There is probably a little bit of blame in every death of a loved one ----
IF ONLY we went to the doctor earlier. . .
IF ONLY we would have tired a different treatment or a different medication.. .
IF ONLY we would have recognized the symptoms earlier. . .
Finding someONE or someTHING to blame – only gives power to the pain – and avoids finding a solution for moving forward ---
In an article in the New World Catholic, David Richhio writes:
“As adults, our work is to recognized our pain and to work with it for change. To hold onto it – is a choice against change and growth, and for such a choice – we are the ones responsible.
“The work of recovery can never truly proceed as long as anyone else is to blame, because we then become passive victims, unable to help ourselves. Only able (though wounded) adults can do this work for themselves on themselves.”
Which brings us back to forgiveness, which, as Christian author C.S. Lewis says: “everyone thinks it’s a lovely idea until they have someone to forgive.”
Because it takes courage to forgive. And the major reason why people do not forgive – is that they do not have any models of forgiveness in their lives.
Forgiveness can be slow process. Forgiveness is a gift from God --- and a gift to oneself.
Forgiveness is an act of the will – a decision to let go of the desire to get even with someone who has hurt us.
We forgive because WE need to be healed. And the person who refuses to forgive is devoid of the power to love.

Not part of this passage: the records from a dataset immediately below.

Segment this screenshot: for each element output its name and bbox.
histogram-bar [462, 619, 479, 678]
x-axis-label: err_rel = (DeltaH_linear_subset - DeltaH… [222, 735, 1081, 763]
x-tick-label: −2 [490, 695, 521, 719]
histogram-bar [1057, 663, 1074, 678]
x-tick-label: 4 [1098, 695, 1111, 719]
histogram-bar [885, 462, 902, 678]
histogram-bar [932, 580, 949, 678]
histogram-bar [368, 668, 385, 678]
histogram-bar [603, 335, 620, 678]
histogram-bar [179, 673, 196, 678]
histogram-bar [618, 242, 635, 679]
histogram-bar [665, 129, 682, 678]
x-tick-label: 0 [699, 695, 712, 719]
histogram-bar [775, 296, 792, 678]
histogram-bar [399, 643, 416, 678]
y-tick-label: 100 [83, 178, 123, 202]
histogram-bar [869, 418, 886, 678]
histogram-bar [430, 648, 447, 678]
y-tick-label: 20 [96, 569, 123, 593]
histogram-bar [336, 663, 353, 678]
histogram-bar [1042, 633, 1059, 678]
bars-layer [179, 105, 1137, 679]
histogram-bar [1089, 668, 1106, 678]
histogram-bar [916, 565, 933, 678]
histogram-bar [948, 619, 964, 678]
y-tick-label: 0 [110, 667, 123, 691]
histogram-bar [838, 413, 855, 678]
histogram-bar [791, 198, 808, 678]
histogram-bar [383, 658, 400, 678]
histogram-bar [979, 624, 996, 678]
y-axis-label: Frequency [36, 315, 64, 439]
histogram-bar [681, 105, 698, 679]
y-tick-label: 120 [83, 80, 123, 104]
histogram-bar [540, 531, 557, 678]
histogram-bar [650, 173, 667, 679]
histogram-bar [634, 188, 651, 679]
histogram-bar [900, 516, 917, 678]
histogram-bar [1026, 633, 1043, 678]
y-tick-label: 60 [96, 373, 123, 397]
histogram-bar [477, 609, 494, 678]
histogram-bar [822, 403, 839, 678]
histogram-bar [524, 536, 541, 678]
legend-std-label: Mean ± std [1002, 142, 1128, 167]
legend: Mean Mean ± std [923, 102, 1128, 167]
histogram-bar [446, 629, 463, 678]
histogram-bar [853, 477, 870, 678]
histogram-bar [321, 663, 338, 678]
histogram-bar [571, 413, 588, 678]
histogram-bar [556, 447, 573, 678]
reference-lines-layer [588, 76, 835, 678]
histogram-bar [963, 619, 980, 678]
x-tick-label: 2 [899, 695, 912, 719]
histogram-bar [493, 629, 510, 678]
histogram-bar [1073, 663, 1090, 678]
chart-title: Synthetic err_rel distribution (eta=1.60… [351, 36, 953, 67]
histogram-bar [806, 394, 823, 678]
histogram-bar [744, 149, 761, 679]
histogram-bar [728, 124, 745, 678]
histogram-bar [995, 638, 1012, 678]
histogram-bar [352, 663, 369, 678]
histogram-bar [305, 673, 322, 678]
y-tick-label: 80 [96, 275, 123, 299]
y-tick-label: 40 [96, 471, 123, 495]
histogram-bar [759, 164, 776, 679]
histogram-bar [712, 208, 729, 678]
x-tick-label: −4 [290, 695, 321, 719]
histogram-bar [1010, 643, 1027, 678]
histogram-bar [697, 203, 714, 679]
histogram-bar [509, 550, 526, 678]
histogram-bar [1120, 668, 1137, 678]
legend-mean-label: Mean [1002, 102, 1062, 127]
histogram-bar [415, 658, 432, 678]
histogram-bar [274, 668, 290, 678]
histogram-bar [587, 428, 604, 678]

Research indicates that forgiveness is the trait most strongly linked to happiness.
Forgiveness is NOT reconciliation – when we try to repair a broken relationship – although reconciliation can be sought after forgiveness occurs.

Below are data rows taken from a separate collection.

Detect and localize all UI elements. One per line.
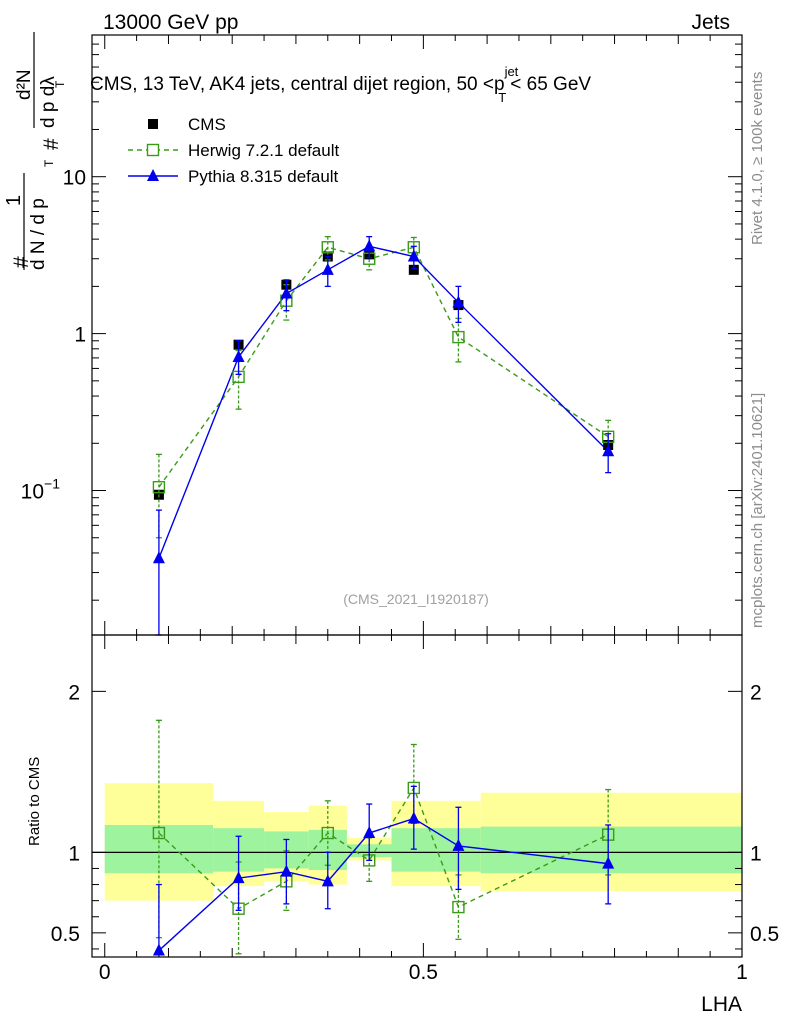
y-label-frac2-num: d²N: [14, 69, 35, 100]
y-label-frac2-sub: T: [53, 80, 67, 88]
ratio-herwig-point: [152, 826, 166, 840]
main-y-tick-label-base: 1: [74, 324, 86, 347]
ratio-pythia-line: [158, 817, 609, 952]
ratio-pythia-point: [602, 856, 615, 869]
legend-herwig-marker: [146, 143, 160, 157]
ratio-pythia-point: [452, 838, 465, 851]
ratio-y-tick-label: 1: [68, 842, 80, 865]
main-y-tick-label-base: 10: [63, 167, 86, 190]
ratio-herwig-point: [321, 826, 334, 840]
cms-point: [408, 264, 419, 275]
x-tick-label: 0.5: [409, 961, 438, 984]
ratio-plot-frame: [91, 634, 743, 958]
pythia-point: [363, 239, 376, 252]
pythia-point: [602, 444, 615, 457]
ratio-pythia-point: [321, 874, 334, 887]
pythia-line: [158, 245, 609, 559]
ratio-y-tick-label-right: 0.5: [750, 923, 779, 946]
rivet-version-label: Rivet 4.1.0, ≥ 100k events: [749, 72, 766, 245]
legend-pythia-marker: [147, 169, 159, 181]
y-label-hash-2: #: [40, 138, 63, 150]
pythia-point: [152, 551, 165, 564]
y-label-frac1-sub: T: [42, 159, 56, 167]
ratio-pythia-point: [232, 871, 245, 884]
legend: CMS Herwig 7.2.1 default Pythia 8.315 defa…: [128, 115, 339, 186]
ratio-herwig-point: [452, 900, 465, 914]
plot-title-pre: CMS, 13 TeV, AK4 jets, central dijet reg…: [90, 74, 505, 95]
legend-label: CMS: [188, 115, 226, 134]
x-axis-label: LHA: [701, 993, 742, 1016]
pythia-point: [407, 249, 420, 262]
analysis-tag: (CMS_2021_I1920187): [343, 591, 489, 607]
pythia-point: [452, 295, 465, 308]
main-y-tick-label-exponent: −1: [44, 476, 60, 492]
main-y-tick-label: 1: [74, 324, 86, 347]
mcplots-reference-label: mcplots.cern.ch [arXiv:2401.10621]: [749, 393, 766, 628]
y-label-frac2-den: d p dλ: [38, 76, 59, 128]
plot-title-sub: T: [498, 90, 506, 105]
ratio-pythia-point: [363, 826, 376, 839]
ratio-herwig-line: [158, 786, 609, 910]
x-tick-label: 0: [99, 961, 111, 984]
herwig-point: [321, 241, 334, 254]
y-label-frac1-den: d N / d p: [28, 198, 49, 270]
ratio-pythia-point: [152, 943, 165, 956]
ratio-panel: 0.5 0.51 12 20 0.5 1: [51, 634, 779, 984]
y-label-frac1-num: 1: [3, 195, 25, 206]
ratio-y-tick-label-right: 2: [750, 681, 762, 704]
legend-label: Herwig 7.2.1 default: [188, 141, 339, 160]
header-left-label: 13000 GeV pp: [103, 11, 238, 34]
pythia-point: [280, 286, 293, 299]
main-y-axis-label: # 1 d N / d p T # d²N d p dλ T: [3, 32, 67, 270]
ratio-pythia-point: [407, 811, 420, 824]
ratio-y-tick-label-right: 1: [750, 842, 762, 865]
ratio-y-tick-label: 0.5: [51, 923, 80, 946]
herwig-point: [452, 330, 465, 344]
legend-cms-marker: [148, 119, 158, 129]
pythia-point: [232, 349, 245, 362]
pythia-point: [321, 262, 334, 275]
main-y-tick-label: 10: [63, 167, 86, 190]
main-y-tick-label: 10−1: [21, 476, 61, 504]
y-label-hash: #: [10, 256, 33, 268]
plot-title: CMS, 13 TeV, AK4 jets, central dijet reg…: [90, 64, 591, 105]
ratio-y-tick-label: 2: [68, 681, 80, 704]
herwig-line: [158, 246, 609, 488]
ratio-series: [152, 719, 615, 957]
plot-title-sup: jet: [504, 64, 519, 79]
ratio-y-axis-label: Ratio to CMS: [26, 757, 43, 846]
header-right-label: Jets: [691, 11, 730, 34]
main-y-tick-label-base: 10: [21, 481, 44, 504]
x-tick-label: 1: [736, 961, 748, 984]
ratio-pythia-point: [280, 864, 293, 877]
plot-title-post: < 65 GeV: [510, 74, 591, 95]
legend-label: Pythia 8.315 default: [188, 167, 339, 186]
herwig-point: [152, 480, 166, 494]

Forgiveness is simply our choice not to carry the pain – not to let the hurt control us – which means it doesn’t even have to be communicated to the one who hurt us.

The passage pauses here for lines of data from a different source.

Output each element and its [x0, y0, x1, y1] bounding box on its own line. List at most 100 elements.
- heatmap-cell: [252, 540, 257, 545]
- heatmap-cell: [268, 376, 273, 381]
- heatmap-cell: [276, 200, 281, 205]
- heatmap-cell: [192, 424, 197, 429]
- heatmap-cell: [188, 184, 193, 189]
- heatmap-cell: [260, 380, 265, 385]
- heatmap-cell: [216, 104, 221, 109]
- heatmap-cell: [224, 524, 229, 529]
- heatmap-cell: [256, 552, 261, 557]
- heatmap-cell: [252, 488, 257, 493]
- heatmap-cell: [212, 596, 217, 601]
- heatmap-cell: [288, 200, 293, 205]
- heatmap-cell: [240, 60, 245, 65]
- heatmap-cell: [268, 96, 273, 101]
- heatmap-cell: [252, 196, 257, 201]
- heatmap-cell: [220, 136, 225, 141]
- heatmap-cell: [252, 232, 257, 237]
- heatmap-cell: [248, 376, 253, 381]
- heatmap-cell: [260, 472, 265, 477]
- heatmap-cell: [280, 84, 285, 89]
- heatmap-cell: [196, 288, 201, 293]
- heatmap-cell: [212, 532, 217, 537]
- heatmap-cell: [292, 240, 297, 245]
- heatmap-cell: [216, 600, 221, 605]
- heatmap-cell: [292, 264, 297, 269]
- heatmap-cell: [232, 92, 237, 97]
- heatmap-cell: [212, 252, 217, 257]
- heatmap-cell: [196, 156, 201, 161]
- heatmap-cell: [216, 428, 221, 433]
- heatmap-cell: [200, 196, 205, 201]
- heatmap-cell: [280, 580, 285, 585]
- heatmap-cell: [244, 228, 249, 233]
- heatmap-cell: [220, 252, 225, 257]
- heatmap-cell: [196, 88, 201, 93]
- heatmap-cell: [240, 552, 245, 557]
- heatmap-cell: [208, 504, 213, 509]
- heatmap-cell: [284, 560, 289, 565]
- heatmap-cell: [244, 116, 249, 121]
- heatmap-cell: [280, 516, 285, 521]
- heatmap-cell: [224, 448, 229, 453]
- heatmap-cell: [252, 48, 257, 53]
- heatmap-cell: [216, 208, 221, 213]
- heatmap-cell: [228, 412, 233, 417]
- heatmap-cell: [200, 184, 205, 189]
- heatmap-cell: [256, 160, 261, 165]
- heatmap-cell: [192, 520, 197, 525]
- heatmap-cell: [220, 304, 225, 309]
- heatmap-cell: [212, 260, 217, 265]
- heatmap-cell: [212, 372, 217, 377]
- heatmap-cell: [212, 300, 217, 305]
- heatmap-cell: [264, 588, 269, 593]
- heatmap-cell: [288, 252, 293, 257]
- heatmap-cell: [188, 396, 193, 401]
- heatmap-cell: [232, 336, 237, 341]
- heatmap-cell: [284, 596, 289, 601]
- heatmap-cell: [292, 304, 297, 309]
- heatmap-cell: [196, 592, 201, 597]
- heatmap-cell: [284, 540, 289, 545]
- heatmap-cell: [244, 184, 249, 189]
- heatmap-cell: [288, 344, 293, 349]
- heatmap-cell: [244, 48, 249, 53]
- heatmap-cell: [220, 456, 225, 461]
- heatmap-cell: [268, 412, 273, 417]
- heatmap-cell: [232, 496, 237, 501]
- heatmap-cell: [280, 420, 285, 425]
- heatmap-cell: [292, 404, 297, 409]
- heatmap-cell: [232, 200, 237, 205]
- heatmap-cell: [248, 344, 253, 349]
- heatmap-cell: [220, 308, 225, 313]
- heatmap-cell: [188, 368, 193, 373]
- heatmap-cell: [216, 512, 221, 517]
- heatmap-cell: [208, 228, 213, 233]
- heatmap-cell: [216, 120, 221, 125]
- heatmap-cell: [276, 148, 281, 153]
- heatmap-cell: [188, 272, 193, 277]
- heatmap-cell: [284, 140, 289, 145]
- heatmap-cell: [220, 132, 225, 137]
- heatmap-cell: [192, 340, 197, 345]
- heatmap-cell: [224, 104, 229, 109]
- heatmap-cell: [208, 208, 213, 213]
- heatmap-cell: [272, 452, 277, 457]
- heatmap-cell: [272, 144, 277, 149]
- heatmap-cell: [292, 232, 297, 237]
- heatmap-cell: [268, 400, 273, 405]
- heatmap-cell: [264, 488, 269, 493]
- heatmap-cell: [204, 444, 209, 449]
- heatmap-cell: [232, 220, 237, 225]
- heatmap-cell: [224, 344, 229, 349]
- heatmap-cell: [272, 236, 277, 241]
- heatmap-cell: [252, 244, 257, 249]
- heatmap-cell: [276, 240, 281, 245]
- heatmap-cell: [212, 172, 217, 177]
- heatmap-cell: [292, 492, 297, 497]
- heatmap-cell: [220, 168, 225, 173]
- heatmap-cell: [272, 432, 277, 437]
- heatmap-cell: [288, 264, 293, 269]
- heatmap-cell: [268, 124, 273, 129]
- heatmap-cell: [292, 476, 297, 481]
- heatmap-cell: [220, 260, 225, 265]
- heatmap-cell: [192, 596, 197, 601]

Naturally, people don’t like to (and frankly , don’t want to) forgive – we want to hold on to bitterness because we think – if I forgive the people who have hurt me – then I’m condoning their actions. Somehow I am saying what they did is okay.
That is not true at all: God is the judge, and God will judge appropriately.
Bitterness, lack of forgiveness, and grudges harm the one who is holding on to them the most.
But when we forgive – we are essentially saying: “you cannot destroy, end me, or hinder me any longer – because God is healing my wound. And God is better than bitterness. . .
Although forgiving someone is perhaps the hardest work we can do – we must absolutely do it – because not forgiving makes us toxic . An then we really have little to offer our family, our faith community, and our neighbors – because in a way, bitterness has to spread – because no one it all for themselves. . .
Milly yearned to absolve all those who had troubled her in her life.
She forgave her father for naming her Milly instead of Jo Ann.
She forgave her mother for passing on to her genes that made her oversensitive to small hurts and slights.
She forgave her brother for reading her diary, and her sister for her pretty legs, and her cat from running away.
Milly forgave everyone who had ever forgotten her birthday and everyone who looked over her shoulder at parties for someone more attractive to talk to.
She forgave her boss for being hard on her, and her husband for making uncalled for remarks about stale breakfast cereal and burned toast.
All this dispensing of absolution emptied Milly out and made her light as air. She had a sensation of floating, of weightlessness, and it seemed to her that bells were chiming inside of her head. . .
And so we are at the tomb – today – where are hands and our feet, our hearts and our lives – are bound – wrapped in a cloak of resentment and grudges we may find so comfortable – we don’t want to turn loose of them.
And Jesus stands outside of our tombs – and calls each of us by name – to come forth.
Are we ready to be as light as air – to have the sensation of floating, bells ringing inside our heads – because we are ready to forgive??
Or, are we going to stay in the darkness of our self-made tombs.
Jesus makes the choice clear: COME FORTH!